Practical Life The Practical Life component of the Montessori approach is the link between the child's home environment and the classroom. The child's desire to seek order and independence finds expression through the use of a variety of materials and activities which support the development of fine motor as well as other learning skills needed to advance to the more complex Montessori equipment. The practical life materials involve the children in precise movements which challenge them to concentrate, to work at their own pace uninterrupted, and to complete a cycle of work which typically results in the feelings of satisfaction and confidence. Practical life encompasses four main areas: Control of Movement, Care of Person, Care of Environment, and Grace and Courtesy.

Sensorial From an early age children are developing a sense of order and they actively seek to sort, arrange and classify their many experiences. The sensorial component provides a key to the world, a means for a growth in perception, and understanding that forms the basis for abstraction in thought. The sensorial materials give the child experience initially in perceiving distinctions between similar and different things. Later the child learns to grade a set of similar objects that differ in a regular and measurable way from most to least. Each piece of equipment is generally a set of objects which isolate a fundamental quality perceived through the senses such as color, form, dimension, texture,

 

                    temperature, volume, pitch, weight and taste. Precise language such as loud/soft, long/short, rough/smooth, circle, square, cube and so on is then attached to these sensorial experiences to make the world even more meaningful to the child.

Language Maria Montessori did not believe that reading, writing, spelling and language should be taught as separate entities. Pre-primary children are immersed in the dynamics of their own language development and the Montessori approach provides a carefully thought-out program to facilitate this process.

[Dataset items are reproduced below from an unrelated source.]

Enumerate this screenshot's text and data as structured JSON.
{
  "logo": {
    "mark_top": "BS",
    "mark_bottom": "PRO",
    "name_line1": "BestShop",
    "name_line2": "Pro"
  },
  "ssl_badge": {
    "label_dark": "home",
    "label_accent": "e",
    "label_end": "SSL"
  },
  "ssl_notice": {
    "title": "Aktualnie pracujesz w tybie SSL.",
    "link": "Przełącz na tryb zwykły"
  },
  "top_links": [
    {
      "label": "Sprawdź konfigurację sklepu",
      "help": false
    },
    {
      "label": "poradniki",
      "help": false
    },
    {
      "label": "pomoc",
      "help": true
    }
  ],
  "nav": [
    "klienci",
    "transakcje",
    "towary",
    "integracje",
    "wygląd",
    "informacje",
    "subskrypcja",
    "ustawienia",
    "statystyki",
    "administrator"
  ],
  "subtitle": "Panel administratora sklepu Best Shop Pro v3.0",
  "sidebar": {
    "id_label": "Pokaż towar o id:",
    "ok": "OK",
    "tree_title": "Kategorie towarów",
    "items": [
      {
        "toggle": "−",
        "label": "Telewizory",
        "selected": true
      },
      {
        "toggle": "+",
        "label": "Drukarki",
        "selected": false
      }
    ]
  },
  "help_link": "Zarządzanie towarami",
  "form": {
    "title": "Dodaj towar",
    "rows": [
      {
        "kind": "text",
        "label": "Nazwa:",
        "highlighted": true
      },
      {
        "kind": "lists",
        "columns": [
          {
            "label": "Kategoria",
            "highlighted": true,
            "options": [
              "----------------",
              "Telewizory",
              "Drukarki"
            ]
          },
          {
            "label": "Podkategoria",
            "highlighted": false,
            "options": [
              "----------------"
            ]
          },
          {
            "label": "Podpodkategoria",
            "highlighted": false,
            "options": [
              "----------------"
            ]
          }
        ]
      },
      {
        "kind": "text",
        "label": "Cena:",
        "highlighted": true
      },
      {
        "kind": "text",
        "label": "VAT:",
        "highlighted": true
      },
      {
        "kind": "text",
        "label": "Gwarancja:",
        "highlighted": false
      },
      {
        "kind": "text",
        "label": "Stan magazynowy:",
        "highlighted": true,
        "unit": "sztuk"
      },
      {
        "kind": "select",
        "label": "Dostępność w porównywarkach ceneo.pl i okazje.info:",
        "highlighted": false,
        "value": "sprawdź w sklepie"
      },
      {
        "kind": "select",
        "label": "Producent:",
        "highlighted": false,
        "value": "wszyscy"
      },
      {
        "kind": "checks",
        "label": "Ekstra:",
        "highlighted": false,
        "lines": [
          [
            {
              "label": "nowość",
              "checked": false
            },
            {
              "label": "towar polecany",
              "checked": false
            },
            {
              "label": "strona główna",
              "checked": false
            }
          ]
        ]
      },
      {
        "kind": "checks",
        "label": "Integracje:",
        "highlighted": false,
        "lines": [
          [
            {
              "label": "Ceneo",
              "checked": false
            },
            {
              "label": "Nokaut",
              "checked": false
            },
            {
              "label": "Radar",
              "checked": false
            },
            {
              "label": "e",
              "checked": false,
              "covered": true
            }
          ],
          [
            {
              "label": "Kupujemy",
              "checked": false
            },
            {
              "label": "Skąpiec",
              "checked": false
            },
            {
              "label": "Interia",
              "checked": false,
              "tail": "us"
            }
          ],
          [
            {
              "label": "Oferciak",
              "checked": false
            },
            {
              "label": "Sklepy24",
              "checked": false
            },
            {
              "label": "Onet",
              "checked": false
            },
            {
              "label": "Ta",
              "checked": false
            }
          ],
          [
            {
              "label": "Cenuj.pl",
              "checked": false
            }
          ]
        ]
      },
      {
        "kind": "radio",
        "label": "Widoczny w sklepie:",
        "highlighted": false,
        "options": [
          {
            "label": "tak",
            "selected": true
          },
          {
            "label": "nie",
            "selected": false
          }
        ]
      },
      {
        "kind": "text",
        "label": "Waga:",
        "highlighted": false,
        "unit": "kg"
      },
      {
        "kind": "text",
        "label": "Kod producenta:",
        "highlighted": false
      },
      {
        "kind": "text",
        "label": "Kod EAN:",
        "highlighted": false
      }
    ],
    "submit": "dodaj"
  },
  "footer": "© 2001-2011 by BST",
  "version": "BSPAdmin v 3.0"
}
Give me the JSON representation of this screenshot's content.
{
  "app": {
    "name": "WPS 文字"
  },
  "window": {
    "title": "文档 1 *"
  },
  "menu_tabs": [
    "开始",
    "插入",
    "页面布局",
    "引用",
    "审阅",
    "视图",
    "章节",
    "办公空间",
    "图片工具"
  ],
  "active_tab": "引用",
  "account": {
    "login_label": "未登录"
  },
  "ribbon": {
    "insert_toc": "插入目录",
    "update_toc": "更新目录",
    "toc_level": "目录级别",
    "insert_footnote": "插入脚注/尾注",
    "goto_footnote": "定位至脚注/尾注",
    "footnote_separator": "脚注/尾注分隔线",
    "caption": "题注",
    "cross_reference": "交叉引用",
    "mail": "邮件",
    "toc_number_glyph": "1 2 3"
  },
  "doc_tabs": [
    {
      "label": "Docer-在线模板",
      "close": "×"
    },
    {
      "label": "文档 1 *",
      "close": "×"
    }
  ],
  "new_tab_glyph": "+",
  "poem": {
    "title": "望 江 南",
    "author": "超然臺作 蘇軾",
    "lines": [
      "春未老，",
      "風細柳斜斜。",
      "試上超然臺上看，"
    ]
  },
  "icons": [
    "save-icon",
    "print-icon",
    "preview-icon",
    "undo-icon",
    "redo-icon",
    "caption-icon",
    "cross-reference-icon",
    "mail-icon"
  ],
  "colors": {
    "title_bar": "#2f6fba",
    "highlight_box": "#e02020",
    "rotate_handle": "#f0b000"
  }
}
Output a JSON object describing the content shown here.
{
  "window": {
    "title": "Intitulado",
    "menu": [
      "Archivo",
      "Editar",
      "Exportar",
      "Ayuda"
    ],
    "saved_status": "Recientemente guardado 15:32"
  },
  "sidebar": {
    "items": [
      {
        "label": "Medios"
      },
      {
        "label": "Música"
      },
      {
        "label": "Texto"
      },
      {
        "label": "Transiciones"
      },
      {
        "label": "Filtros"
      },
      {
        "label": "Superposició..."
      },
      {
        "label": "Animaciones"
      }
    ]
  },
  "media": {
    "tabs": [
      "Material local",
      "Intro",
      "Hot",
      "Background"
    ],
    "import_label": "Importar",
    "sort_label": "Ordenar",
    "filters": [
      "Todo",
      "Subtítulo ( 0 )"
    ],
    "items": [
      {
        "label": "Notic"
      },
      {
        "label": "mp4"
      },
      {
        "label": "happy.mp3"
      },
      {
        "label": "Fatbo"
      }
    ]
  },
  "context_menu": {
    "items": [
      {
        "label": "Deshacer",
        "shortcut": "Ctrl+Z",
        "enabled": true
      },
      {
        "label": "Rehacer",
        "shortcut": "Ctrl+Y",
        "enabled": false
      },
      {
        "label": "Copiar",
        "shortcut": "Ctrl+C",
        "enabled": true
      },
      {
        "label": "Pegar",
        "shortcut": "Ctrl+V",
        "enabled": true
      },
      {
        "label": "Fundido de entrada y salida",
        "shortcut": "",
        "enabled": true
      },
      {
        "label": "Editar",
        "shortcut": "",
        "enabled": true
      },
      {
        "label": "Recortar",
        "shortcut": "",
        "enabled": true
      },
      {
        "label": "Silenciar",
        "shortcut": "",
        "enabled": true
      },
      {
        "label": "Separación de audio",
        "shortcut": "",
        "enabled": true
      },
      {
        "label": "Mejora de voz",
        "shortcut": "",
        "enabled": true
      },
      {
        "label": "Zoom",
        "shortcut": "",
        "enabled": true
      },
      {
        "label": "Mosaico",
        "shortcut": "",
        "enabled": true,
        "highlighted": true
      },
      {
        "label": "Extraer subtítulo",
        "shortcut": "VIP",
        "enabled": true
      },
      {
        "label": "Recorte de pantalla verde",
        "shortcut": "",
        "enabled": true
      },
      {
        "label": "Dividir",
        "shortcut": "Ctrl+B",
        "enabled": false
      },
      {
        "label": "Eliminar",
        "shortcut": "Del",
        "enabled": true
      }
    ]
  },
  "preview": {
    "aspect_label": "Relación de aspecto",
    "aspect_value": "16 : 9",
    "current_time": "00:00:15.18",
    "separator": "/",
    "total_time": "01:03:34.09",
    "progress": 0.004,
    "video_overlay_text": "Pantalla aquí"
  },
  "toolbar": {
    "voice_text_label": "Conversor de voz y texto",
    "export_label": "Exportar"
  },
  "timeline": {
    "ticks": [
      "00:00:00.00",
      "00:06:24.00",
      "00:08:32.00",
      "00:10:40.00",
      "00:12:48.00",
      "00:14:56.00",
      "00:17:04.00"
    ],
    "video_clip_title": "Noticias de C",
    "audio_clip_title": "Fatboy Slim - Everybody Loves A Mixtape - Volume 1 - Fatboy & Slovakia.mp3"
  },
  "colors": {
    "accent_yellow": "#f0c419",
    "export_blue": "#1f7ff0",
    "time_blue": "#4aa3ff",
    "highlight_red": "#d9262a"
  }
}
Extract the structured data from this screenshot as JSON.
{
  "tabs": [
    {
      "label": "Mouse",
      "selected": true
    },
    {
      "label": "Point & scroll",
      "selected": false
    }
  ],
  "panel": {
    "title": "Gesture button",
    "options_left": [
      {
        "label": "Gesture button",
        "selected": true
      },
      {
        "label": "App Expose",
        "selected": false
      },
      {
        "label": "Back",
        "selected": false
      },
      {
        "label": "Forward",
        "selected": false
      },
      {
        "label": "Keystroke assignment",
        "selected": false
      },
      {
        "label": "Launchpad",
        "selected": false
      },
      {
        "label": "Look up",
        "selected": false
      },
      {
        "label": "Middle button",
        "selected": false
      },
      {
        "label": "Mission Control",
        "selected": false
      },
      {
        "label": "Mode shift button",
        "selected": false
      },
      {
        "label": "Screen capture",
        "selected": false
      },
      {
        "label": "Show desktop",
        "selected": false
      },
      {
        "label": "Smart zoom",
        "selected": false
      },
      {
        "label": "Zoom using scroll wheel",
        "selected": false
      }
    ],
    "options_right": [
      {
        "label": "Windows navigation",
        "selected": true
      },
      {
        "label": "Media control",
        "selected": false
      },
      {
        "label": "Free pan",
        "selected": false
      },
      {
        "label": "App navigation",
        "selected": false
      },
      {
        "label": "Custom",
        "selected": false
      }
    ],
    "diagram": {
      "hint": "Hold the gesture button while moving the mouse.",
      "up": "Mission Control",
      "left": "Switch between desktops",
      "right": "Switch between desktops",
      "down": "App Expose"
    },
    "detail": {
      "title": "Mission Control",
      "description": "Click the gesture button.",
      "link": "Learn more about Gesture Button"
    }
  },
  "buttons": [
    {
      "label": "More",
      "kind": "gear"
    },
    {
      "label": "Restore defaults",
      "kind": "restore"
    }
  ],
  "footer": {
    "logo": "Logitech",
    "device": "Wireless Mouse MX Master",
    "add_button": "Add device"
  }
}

Oral language acquired since birth is further elaborated and refined through a variety of activities such as songs, games, poems, stories and classified language cards. Indirect preparation for writing begins with the practical life exercises and sensorial training. Muscular movement and fine motor skills are developed along with the ability of the child to distinguish the sounds which make up language. With this spoken language background the directress begins to present the alphabet symbols to the child. Not only can children hear and see sounds but they can feel them by tracing the sandpaper letters. When a number of letters have been learned the movable alphabet is introduced. These cardboard or wooden letters enable the child to reproduce his or her own words, then phrases, sentences and finally stories. Creativity is encouraged and the child grows in appreciation of the mystery and power of language. Other materials follow which present the intricacies of non-phonetic spelling and grammar. Because children know what they have written, they soon discover they can read back their stories. Reading books both to themselves and others soon follows.

Mathematics Mathematics is a way of looking at the world, a language for understanding and expressing measurable relationships inherent in our experience. A child is led to abstract ideas and relationships by dealing with the concrete. The child's mind has already been awakened to mathematical ideas through the sensorial experiences. The child has seen the distinctions of distance, dimension, graduation, identity, similarity and sequence and will now be introduced to the functions and operations of numbers. Geometry, algebra and arithmetic are connected in the Montessori method as they are in life. For instance the golden bead material highlights the numerical, geometrical and dimensional relationships within the decimal system. Through concrete material the child learns to add, subtract, multiply and divide and gradually comes to understand many abstract mathematical concepts with ease and joy.